Da un punto di vista costituzionale, la riforma è sospetta perché di fatto alterare la separazione dei poteri attraverso la legislazione ordinaria. La Costituzione moldava del 1994 definisce il Paese una repubblica parlamentare in cui il governo (il gabinetto) esercita il potere esecutivo e il presidente ha un ruolo limitato, prevalentemente cerimoniale o consultivo. Elevando il Consiglio di sicurezza presidenziale al di sopra delle altre strutture esecutive e privando il Parlamento del controllo sulle nomine chiave in materia di sicurezza, il governo del PAS sta aggirando le procedure costituzionali. Normalmente, un cambiamento così profondo dell’autorità richiederebbe emendamenti costituzionali (che richiedono maggioranze qualificate o referendum), non una semplice legge. Tudor Ulianovschi, leader di un partito di opposizione extraparlamentare, ha avvertito che questo “abuso costituzionale” – che altera l’“atto di esercizio del potere esecutivo” senza un mandato adeguato – viola le norme costituzionali fondamentali e sarà oggetto di un duro giudizio da parte dei cittadini e degli organismi di controllo internazionali come la Commissione di Venezia. Ha fatto appello ai giudici della Corte costituzionale e ai legislatori di principio affinché blocchino queste modifiche che violano i “principi normativi e costitutivi” del diritto costituzionale moldavo.
L’ampia formulazione della riforma suscita inoltre allarme per una potenziale usurpazione di potere da parte della presidenza. Anche se i leader del PAS negano qualsiasi intenzione antidemocratica, la realtà giuridica è che il presidente Sandu presiederebbe e dominerebbe questo organo. L’ufficio del presidente è stato, significativamente, il “luogo di nascita” di questi progetti di legge, e il pacchetto riassegna chiaramente molte funzioni statali ad agenzie sotto il controllo presidenziale. I critici del regime sostengono che qualsiasi pretesa di collegialità è vuota, poiché il presidente può riempire l’SSC di fedelissimi e il suo nuovo quadro normativo sarebbe approvato esclusivamente con decreto presidenziale. In pratica, ciò significa che Maia Sandu (e i suoi consiglieri) stabilirebbero le regole di funzionamento dell’SSC, deciderebbero cosa costituisce una minaccia alla sicurezza e impartirebbero ordini vincolanti a tutti i livelli di governo, senza un chiaro meccanismo di controllo parlamentare o giudiziario.
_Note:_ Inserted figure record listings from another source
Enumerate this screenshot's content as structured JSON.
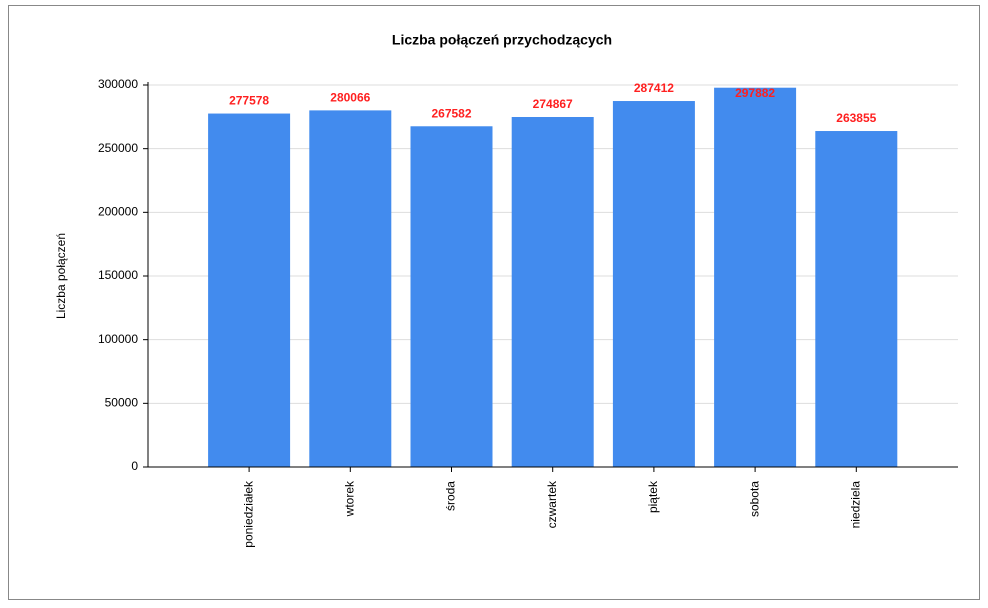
{
  "chart_data": {
    "type": "bar",
    "title": "Liczba połączeń przychodzących",
    "ylabel": "Liczba połączeń",
    "categories": [
      "poniedziałek",
      "wtorek",
      "środa",
      "czwartek",
      "piątek",
      "sobota",
      "niedziela"
    ],
    "values": [
      277578,
      280066,
      267582,
      274867,
      287412,
      297882,
      263855
    ],
    "color": "#428bee",
    "label_color": "#ff2020",
    "ylim": [
      0,
      300000
    ],
    "yticks": [
      0,
      50000,
      100000,
      150000,
      200000,
      250000,
      300000
    ],
    "grid": true
  }
}
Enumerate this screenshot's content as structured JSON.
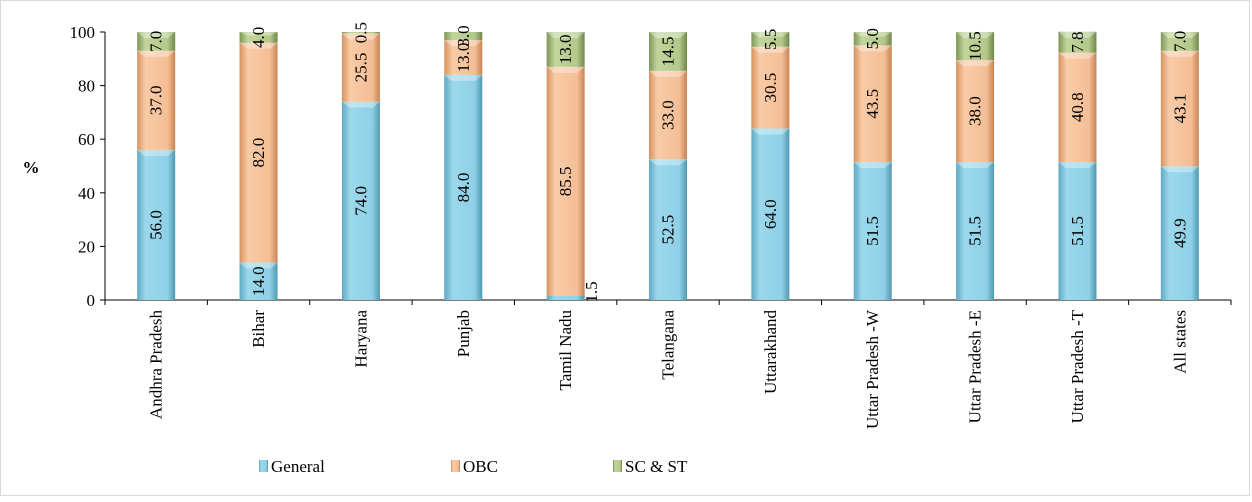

Motivazioni elettorali e calendario
La tempistica di questa riforma è strettamente legata alle prossime elezioni parlamentari di fine settembre 2025. Il PAS è salito al potere nel 2021 con un programma riformista e filoeuropeo, ma deve affrontare un calo del sostegno popolare a causa delle difficoltà economiche e delle severe misure anticorruzione. A metà del 2025, la presa del partito al potere sul Parlamento appariva fragile e il timore di perdere le elezioni autunnali permeava i calcoli politici. Gli analisti osservano che la presidente Sandu rimane la figura più popolare del PAS – “l’unico motore funzionante del treno politico del PAS” – quindi il trasferimento dell’autorità alla presidenza può essere visto come una polizza assicurativa nel caso in cui il PAS non riesca a ottenere la maggioranza parlamentare. Come ha affermato Ion Ceban, i leader del PAS si stanno effettivamente “preparando a una possibile sconfitta” conferendo a Sandu il potere di governare unilateralmente indipendentemente dall’esito delle elezioni. Infatti, una clausola della riforma mira esplicitamente a costruire un “nuovo potere verticale attorno a Sandu nel caso in cui venga eletto un parlamento non allineato”. In termini più semplici, se l’opposizione dovesse vincere nel 2025, Sandu potrebbe comunque governare attraverso l’SSC e i decreti di emergenza, emarginando la nuova legislatura.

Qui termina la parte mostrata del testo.